Updated: March 12, 2016 6:07:41 am
Project delays are a common characteristic of the real estate market. Several well-known developers in Delhi-National Capital Region (NCR) and other parts of the country have seen their projects delayed for as long as seven years. If that is not enough, there are several cases where developers imposed random charges on the customers at the time of offering possession under different heads such as labour welfare charge, authority meter charge, one-year advance charge for club usage among others.
While these are some of the issues that have resulted in trust deficit in the market leading to a decline in demand, the Real Estate (Regulation and Development) Bill, 2015 that was passed by Rajya Sabha will look to address some of the concerns, if the proposals within the Bill see strict implementation at the ground-level.
In the absence of a regulator, aggrieved homebuyers have knocked all possible doors — from consumer courts to the Competition Commission of India and even high courts and the Supreme Court — for some relief.
The ambiguity surrounding who a homebuyer should approach in case of any dispute with the developer or in case of a delay in delivery is set to end now with the approval of the Bill in the Upper House of Parliament.
The Bill paves the way for setting up of Real Estate Regulatory Authority (RERA) and Appellate Tribunals in states.
While the regulatory authority and the appellate tribunals will be entrusted with the job of regulating transactions relating to both residential and commercial projects such as ensuring timely completion and hand-over of project, the Bill also provides that in case of a dispute, both the Appellate Tribunal and the regulatory authority will have to dispose of the case within 60 days.
Although it remains silent on providing recourse to customers stuck in projects under construction, the Bill does look to enthuse confidence among future homebuyers as they now have the assurance that the regulatory authority will have powers to push the developer or even penalise in case of any delay or deviation from the agreement. In an important move, the Bill proposes that the developer will have to pay interest for any default or delays at the same rate that homebuyers are charged.

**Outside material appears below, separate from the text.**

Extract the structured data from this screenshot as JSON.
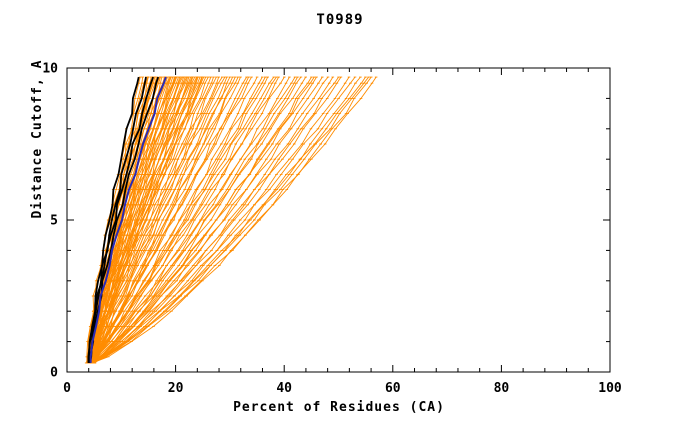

Among other measures that look to provide protection to the homebuyers is the provision for developers to maintain 70 per cent of the money collected from buyers in an escrow account towards land cost and cost of construction. This will ensure that the money paid by the buyers is utilised in the same project.
It further provides clarity on the carpet area which has been a major concern. As a practice, at present, developers sell apartments on the basis of super built-up area but this will come to a halt now. The Bill clearly defines carpet area in the law.
Will this help revive the sector?
While the Bill has raised hopes and is expected to lift homebuyer confidence, question marks remain over its ability to revive the sector that is currently plagued with high unsold inventory, low demand, delayed delivery and high prices.
Experts say that the fact that the sector was unregulated till now and will now have a regulator will provide a lot of confidence to homebuyers, investors and increase transparency.
“If implemented in the right spirit, it could facilitate greater volumes of domestic as well as overseas investment flows into the country. Homebuyer confidence in the property market is also likely to revive, invigorating India’s property market,” said Anshuman Magazine, CMD, CBRE South Asia.
There are others who also feel that the passage of the Bill comes across as a much needed wave of hope as the sector lacks clarity and is riddled with legal disputes between consumers and developers.
“Delayed possession of properties has been a major cause of trust deficit in the space and has kept potential consumers away for a long time in case of long-term projects. However, state-level RERAs are now expected to ensure timely completion and hand-over. Homebuyers will be able to know the status of the land, site and layout plan, schedule of completion, and details on approvals from various government agencies and thereby bringing hope of revival,” said Dhruv Agarwala, CEO, PropTiger, a real estate advisory firm.
As demand in the market weakened over the last couple of years and the cash flows dried, developers were stressed for finances and they saw a sharp decline in the quality of their balance sheets, making it even tougher for them to get funding and complete their projects. A breather on account of funding from investors may play an important role in the revival of the sector.
Some say that the government’s recent decision relating to affordable housing and Real Estate Investment Trusts (REITs), along with the entry of regulator will work towards the revival of the sector. Industry insiders are of the view that exemption of dividend distribution tax (DDT) on the dividend declared by the portfolio company to REIT and InvIT was one of the most awaited decisions. Even though the Securities and Exchange Board of India had notified the regulatory framework for registration and regulation of Real Estate Investment Trusts in India in September 2014, REITs had not taken-off over the last 18 months as tax concerns prevailed.
“With this amendment, all the required fiscal support for REIT and InvIT to make it a reality has been provided. This will assist the developer and fund managers to raise funds through REIT / InvIT and create liquidity,” said, Hemal Mehta, partner, Deloitte Haskins & Sells.
While the Bill is expected to boost investor and buyer sentiment, there is a sense that it missed out on addressing some of the concerns of the developers and if that would have been done, it would have led to stronger revival of the sector.
“Interests of the developer community too needs to be addressed with the requirement for regulatory authorities promoting a single-window system of clearances for projects, along with the digitisation of land records,” said Magazine.